A revelação, contida na pesquisa CNI/Ibope, de que 48% dos eleitores de Luiz Inácio Lula da Silva não lhe dariam o voto outra vez, se repetidas as condições do primeiro turno passado, causou na Presidência o impacto mensurável pela pronta concessão de nova e simpática entrevista coletiva presidencial, com mais promessas otimistas. E, no entanto, não era aquele o dado mais importante sobre a opinião pública, ainda que este outro não recebesse, de jornais e tv, maior (nem menor, quase sempre) atenção.
Lula comunicou, na entrevista, que "o tempo dos sacrifícios e vacas magras acabou" - tal como pesquisa anterior, também com dados negativos, levara-o a anunciar o "espetáculo do crescimento" econômico no segundo semestre que se iniciava. Se antes não se viu o esperado espetáculo, agora a opinião pública informa que as vacas gordas, obedientes ao exemplo metafórico do presidente, já foram para o brejo.
A mensagem está nos levantamentos, pelo Programa de Administração do Varejo em comum com a USP, das intenções de consumo em São Paulo. Quando, em igual ocasião do ano passado (pouco antes do primeiro turno eleitoral), o dólar disparava, a inflação subia, a economia desabava e o governo Fernando Henrique buscava socorro no FMI, 27,5% dos consumidores mostravam-se decididos a não fazer compra no chamado período pré-natalino. Neste ano, são 55,4% os que manifestam a decisão de nada comprar. Mais do que o dobro do ano passado.

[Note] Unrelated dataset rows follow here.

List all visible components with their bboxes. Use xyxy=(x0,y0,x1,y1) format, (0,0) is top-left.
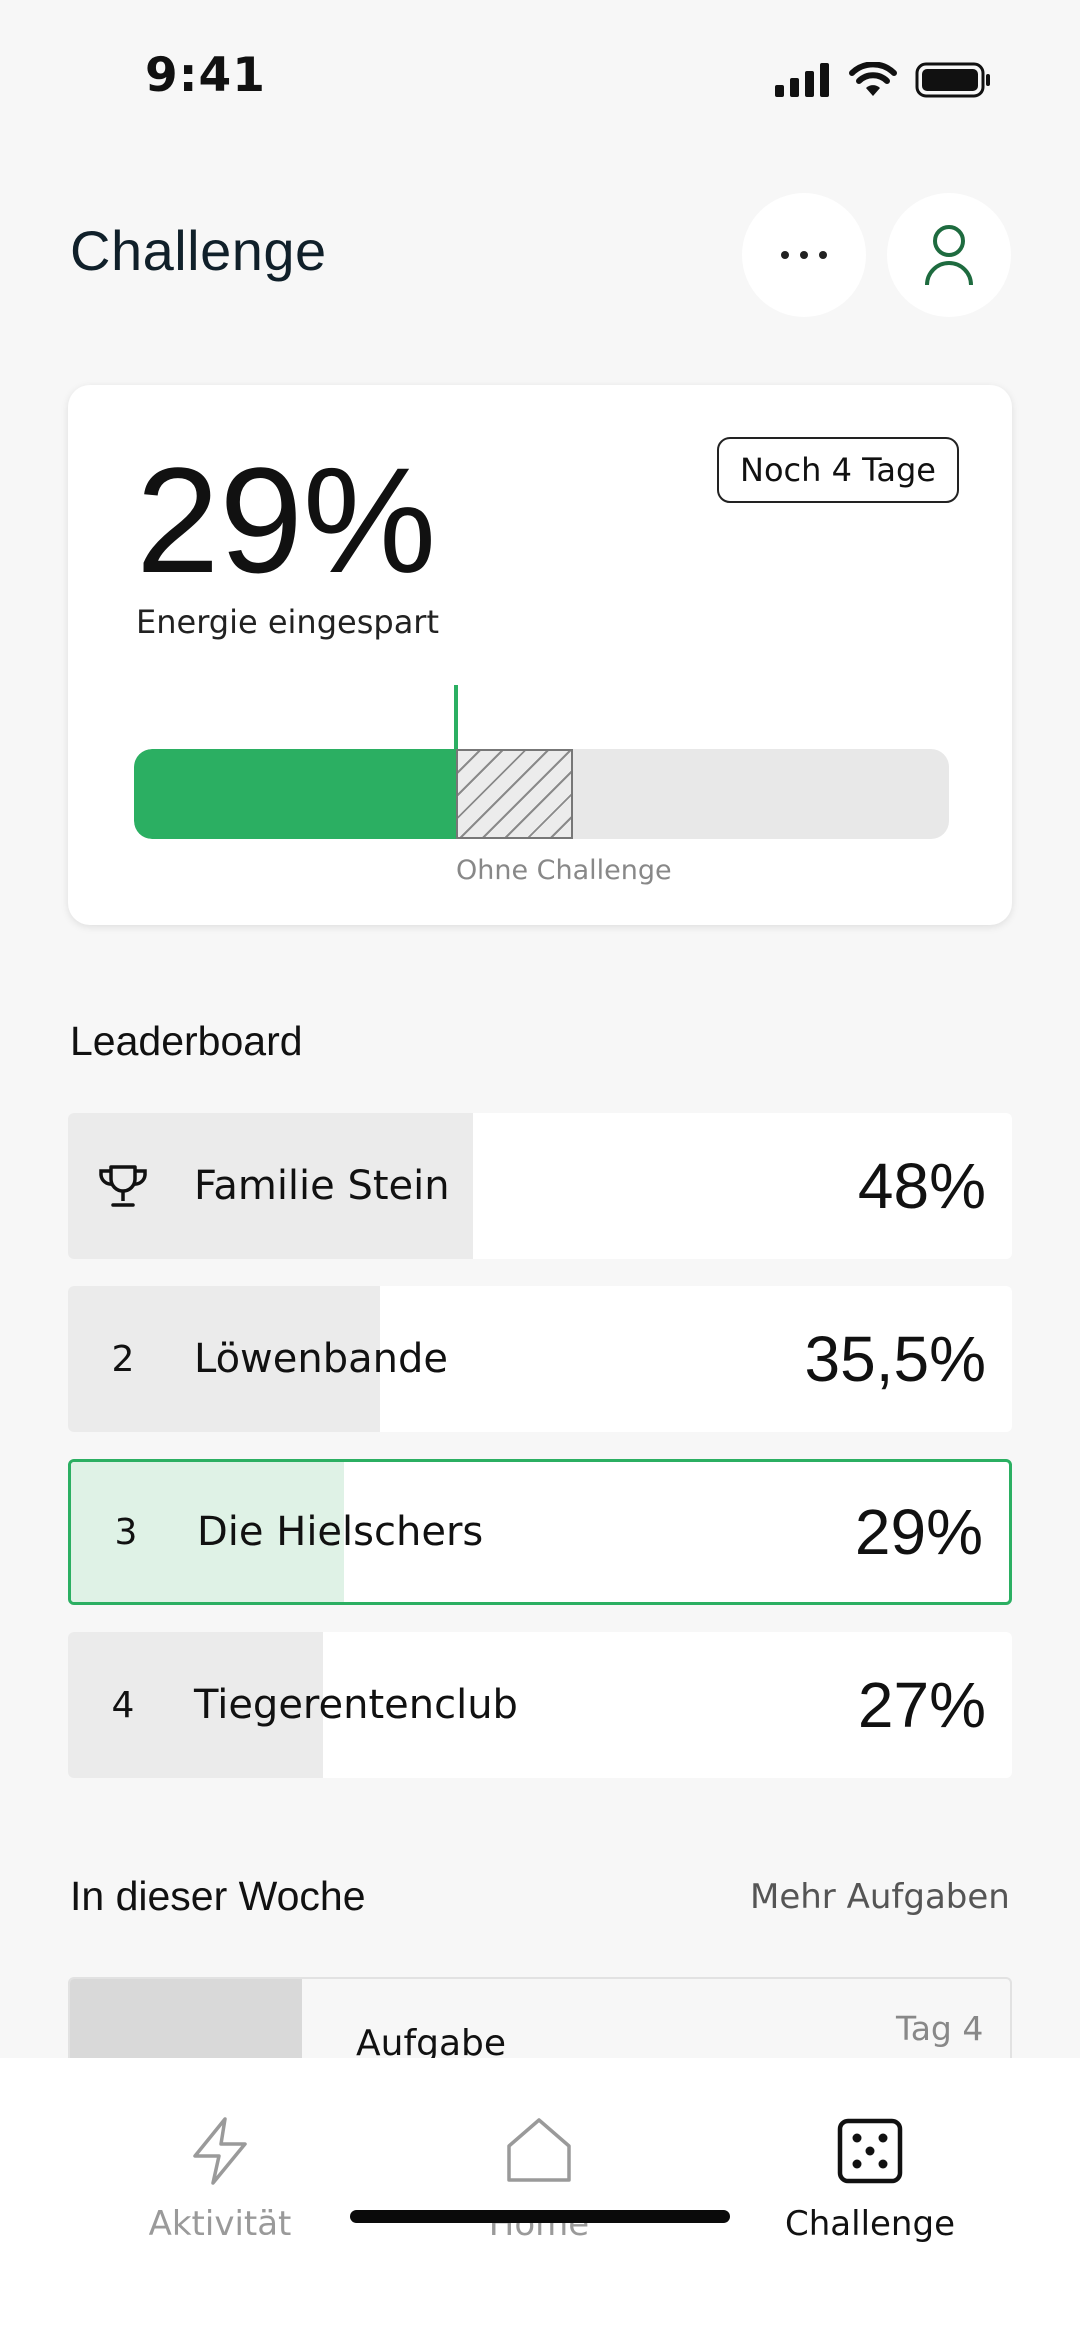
week-section-title: In dieser Woche xyxy=(70,1873,366,1919)
status-icons xyxy=(775,58,991,102)
energy-progress-fill xyxy=(134,749,456,839)
leaderboard-rank: 4 xyxy=(111,1684,135,1726)
more-tasks-link[interactable]: Mehr Aufgaben xyxy=(750,1877,1010,1917)
bottom-navigation: Aktivität Home Challenge xyxy=(0,2058,1080,2341)
trophy-icon xyxy=(99,1165,147,1207)
leaderboard-value: 27% xyxy=(857,1669,986,1741)
leaderboard-name: Tiegerentenclub xyxy=(194,1682,518,1728)
task-day-label: Tag 4 xyxy=(896,2009,984,2048)
cellular-signal-icon xyxy=(775,63,829,97)
profile-button[interactable] xyxy=(887,193,1011,317)
leaderboard-rank: 3 xyxy=(114,1511,138,1553)
task-title: Aufgabe xyxy=(356,2023,507,2064)
nav-item-home[interactable]: Home xyxy=(409,2116,669,2244)
days-remaining-badge: Noch 4 Tage xyxy=(717,437,959,503)
home-icon xyxy=(507,2118,571,2182)
leaderboard-rank xyxy=(68,1113,178,1259)
leaderboard-row[interactable]: 4 Tiegerentenclub 27% xyxy=(68,1632,1012,1778)
lightning-icon xyxy=(193,2117,247,2185)
leaderboard-name: Löwenbande xyxy=(194,1336,448,1382)
home-indicator[interactable] xyxy=(350,2210,730,2223)
user-icon xyxy=(925,225,973,286)
more-options-button[interactable] xyxy=(742,193,866,317)
leaderboard-score-bar xyxy=(68,1113,473,1259)
nav-label-challenge: Challenge xyxy=(785,2204,955,2244)
more-horizontal-icon xyxy=(781,251,827,259)
status-time: 9:41 xyxy=(145,48,266,103)
page-title: Challenge xyxy=(70,219,327,282)
leaderboard-value: 35,5% xyxy=(804,1323,986,1395)
leaderboard-name: Familie Stein xyxy=(194,1163,450,1209)
leaderboard-title: Leaderboard xyxy=(70,1018,303,1064)
battery-icon xyxy=(915,62,990,98)
leaderboard-score-bar xyxy=(68,1632,323,1778)
current-progress-marker xyxy=(454,685,458,749)
energy-saved-label: Energie eingespart xyxy=(136,603,439,641)
leaderboard-rank: 2 xyxy=(111,1338,135,1380)
nav-label-activity: Aktivität xyxy=(148,2204,292,2244)
leaderboard-value: 48% xyxy=(857,1150,986,1222)
energy-progress-bar xyxy=(134,749,949,839)
without-challenge-segment xyxy=(456,749,573,839)
nav-item-challenge[interactable]: Challenge xyxy=(740,2116,1000,2244)
energy-savings-card: Noch 4 Tage 29% Energie eingespart Ohne … xyxy=(68,385,1012,925)
wifi-icon xyxy=(849,62,897,96)
leaderboard-score-bar xyxy=(71,1462,344,1602)
leaderboard-value: 29% xyxy=(854,1496,983,1568)
leaderboard-name: Die Hielschers xyxy=(197,1509,484,1555)
leaderboard-row-current-user[interactable]: 3 Die Hielschers 29% xyxy=(68,1459,1012,1605)
dice-icon xyxy=(837,2118,903,2184)
leaderboard-row[interactable]: Familie Stein 48% xyxy=(68,1113,1012,1259)
leaderboard-row[interactable]: 2 Löwenbande 35,5% xyxy=(68,1286,1012,1432)
nav-item-activity[interactable]: Aktivität xyxy=(90,2116,350,2244)
without-challenge-caption: Ohne Challenge xyxy=(456,855,672,886)
energy-saved-percent: 29% xyxy=(136,436,437,604)
leaderboard-score-bar xyxy=(68,1286,380,1432)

A importância dessa pesquisa está em captar, antes de sentido político, o estado de ânimo da população, seu desalento ou a boa disposição proveniente da realidade circundante. É também uma forma de julgamento do governo, sem dúvida, mas proporciona indicadores mais amplos. Econômicos, por exemplo, ao sugerir que são precárias as perspectivas de verdadeira ativação industrial/comercial nos próximos meses, se até no período mais extenso e intenso de compras não há disposição para tanto.
É em torno do estado de ânimo que a propaganda se movimenta, no intuito de manobrá-lo. Enquanto as vacas de Lula emagreceram mês após mês, as verbas gastas pelo governo em propaganda aumentaram, extraindo dinheiro, inclusive ou sobretudo, das estatais e adjacências. Além dos incontáveis pretextos para que Lula apareça a cada dia nas primeiras páginas e nos telejornais. E, a propósito, aí aparece outro indicador importante da sondagem: nem mesmo o empenho na propaganda conseguiu impedir que o estado de ânimo redobrasse como estado de desânimo.

Pudim de soja
A designação da ministra Ellen Gracie Northfleet para relatora, no Supremo Tribunal Federal, dos recursos contra a liberação da soja transgênica não fortalece as esperanças das iniciativas assinadas pela Associação dos Juizes Federais do Brasil e pela Associação Nacional dos Procuradores da República, ambas aceitas pelo procurador-geral Cláudio Fonteles.
A liberação da soja adulterada produziu, pelo menos, um resultado saudável: com a renúncia de João Capiberibe à vice-liderança do governo no Senado, afinal apareceu, no governismo, alguém capaz de abandonar um pedacinho do pudim em nome dos princípios antes declarados.
Na Inglaterra, onde o consumo de transgênicos continua proibido, um "furo" do jornal "Guardian" revelou a conclusão de três anos da pesquisa comparativa entre plantios convencionais e transgênicos. Duas das três culturas transgênicas -beterraba, para produção de açúcar, e canola para óleo de cozinha- revelaram efeitos nocivos no ecossistema, que não foi alterado pelas plantas puras. A reportagem fez a polêmica explodir outra vez, mas na Inglaterra não há o golpe das medidas provisórias para impor decisões.

Dois aniversários
No 3 de outubro de 1953, agora celebrado, em que Getúlio Vargas assinava a criação da Petrobras, ocorria uma não-coincidência: noticiava-se a entrega do Prêmio Maria Moors Cabot, na Universidade de Columbia, a Carlos Lacerda, por sua atividade, como registram os anais, "contra a corrupção e o comunismo".
Os americanos do petróleo e o próprio governo dos Estados Unidos fizeram todo o possível contra a criação da hoje cinquentenária Petrobras. Carlos Lacerda levava ao auge a campanha que terminou no suicídio de Getúlio.